# Pics of my Instal



## johng (Nov 21, 2009)

Here are some pics of my Jotul F500. I used some stacked stone from Home Dopot http://i203.photobucket.com/albums/aa100/rgraf/IMG00009-20091112-1520.jpg http://i203.photobucket.com/albums/aa100/rgraf/IMG00018-20091121-1040.jpg


----------



## szmaine (Nov 21, 2009)

It ROCKS! How are the stones attached to the wall?


----------



## johng (Nov 21, 2009)

We used Durarock with a one inch air space and then put up metal lath. We had to use 3 1/2 inch screws with washers on the heads of the screws to hold the lath to the wall. And then you use a special cement on the back of the rocks and the rocks just stick to the metal lath.


----------



## Bubbavh (Nov 21, 2009)

Very nice!


----------



## bambam (Nov 21, 2009)

Looks very nice.  How could does it get there in N.E. Florida?  Seems to me that it would be like burning a shoulder season the entire winter.


----------



## lexybird (Nov 21, 2009)

love the rock idea ,very unique and looks great!


----------



## mikepinto65 (Nov 21, 2009)

Looks great, thats exactly what my wife and I want to do for our Oslo. We were just at The HD last night looking at stone! Im finishing my basement now but'll probably have to wait untill the spring for the Hearth because I really dont want to disable the stove during the cold. How long did it take you to complete?


----------



## fossil (Nov 21, 2009)

It's quite beautiful.  Very nice job.  I'm gonna move the thread to the Perfect Picture forum.  Rick


----------



## floridaboy (Nov 21, 2009)

Thats a nice job My Friend. Thought about doing the stone ,but went with  the tile.


----------



## raybonz (Nov 22, 2009)

Beautiful stove and stonework...

Ray


----------



## johng (Nov 22, 2009)

It only took two days to lay the stone and another half day to get the dura rock and lath ready. I took out a prefab fireplace which took a couple more days to remove it and the old chimney pipe. The stone goes up pretty fast once you get everything ready and start laying it. I have built several fires already but, I have had to leave the windows open cause we have not had any cold weather yet. Last year we already had a couple freezes by now.


----------



## savageactor7 (Nov 22, 2009)

Love that rock look...floor must be on a cement pad to support that load.


----------



## woodracerx (Nov 22, 2009)

Nice stone work what are the flat hearth stones,Mark


----------



## johng (Nov 22, 2009)

All the rock is made by GAF it is called Natural ledge stone. All of it is UL listed. The flat pieces are called Hearth stone made by GAF. They are 2in thick and 20x20. And it is also UL listed. 
Yes savage it is on a concrete slab, we build the rasied portion out of 2x6 lumber then a piece of 3/4in plywood and then a 1/2in piece of durarock. But, the rock does not wiegh near as much as you would think.


----------



## Highbeam (Nov 23, 2009)

Plus the rock's weight bears(or is it bares) on the wall and not the floor. Only an interior wall would not be supported by the foundation. I think it's great. I am jealous of the install. Did you start at the top and work your way down? Did you grout between the stones? If not, what can you see when you look between the stones. 

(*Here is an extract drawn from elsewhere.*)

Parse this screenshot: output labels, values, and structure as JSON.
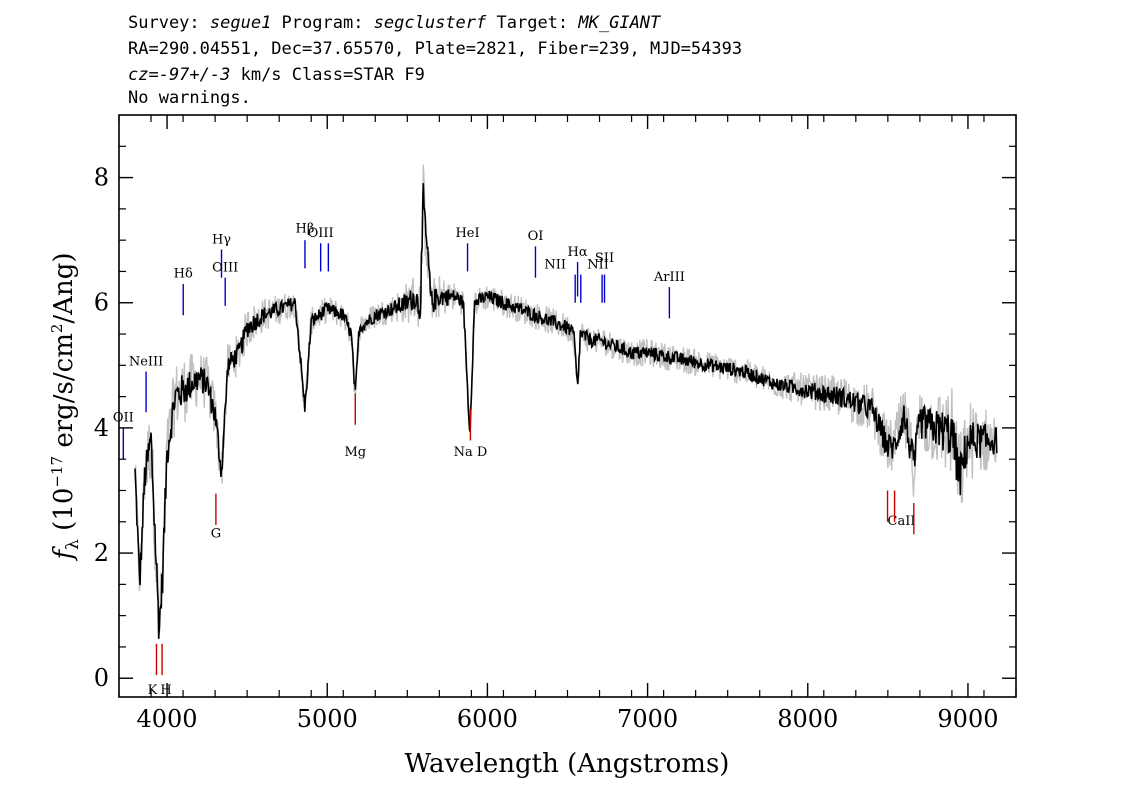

I would love to do this behind my stove. Are the clearances to combustibles still measured to the original sheetrock wall or studs? I think it should be but don't know what the other folks are doing. It looks like single wall pipe. Because of the heatshield could you go less than 18"? 

Lots of questions because I would love to copy it.


----------



## johng (Nov 23, 2009)

I am not sure about the clearances. I am still with in the clearance of a protected wall. The stone does not actually rest on the floor. I had to leave an air space across most of the bottom. The weight is carried on the back of the stone that is the only place you put the mud then you stack it tight. Now I did have to get a grout bag and put some grout in the corners and a few other places. But, not as many as you might think. You can go closer than 18 with a protected wall. You can go to the GAF website and see more about the stone and how it is installed. The only thing we did different than the way they show it on the site. Is we did not use a scratch coat which is a 1in coating of concrete with little lines scratched in it. We stuck the rock straight on the lath with the cement. And they are stuck very well. The corners of my stove are 13in from the wall which is right at the limit acording to the book that came witht the stove. oh I almost for got, we started at the bottom and worked up. Stacking and trying to keep it uniform with big stones and little ones. Its like a big puzzle we would dry fit several pieces before deciding on the right one. We cut most of the rock with a gas powerd saw with an abrasive blade.


----------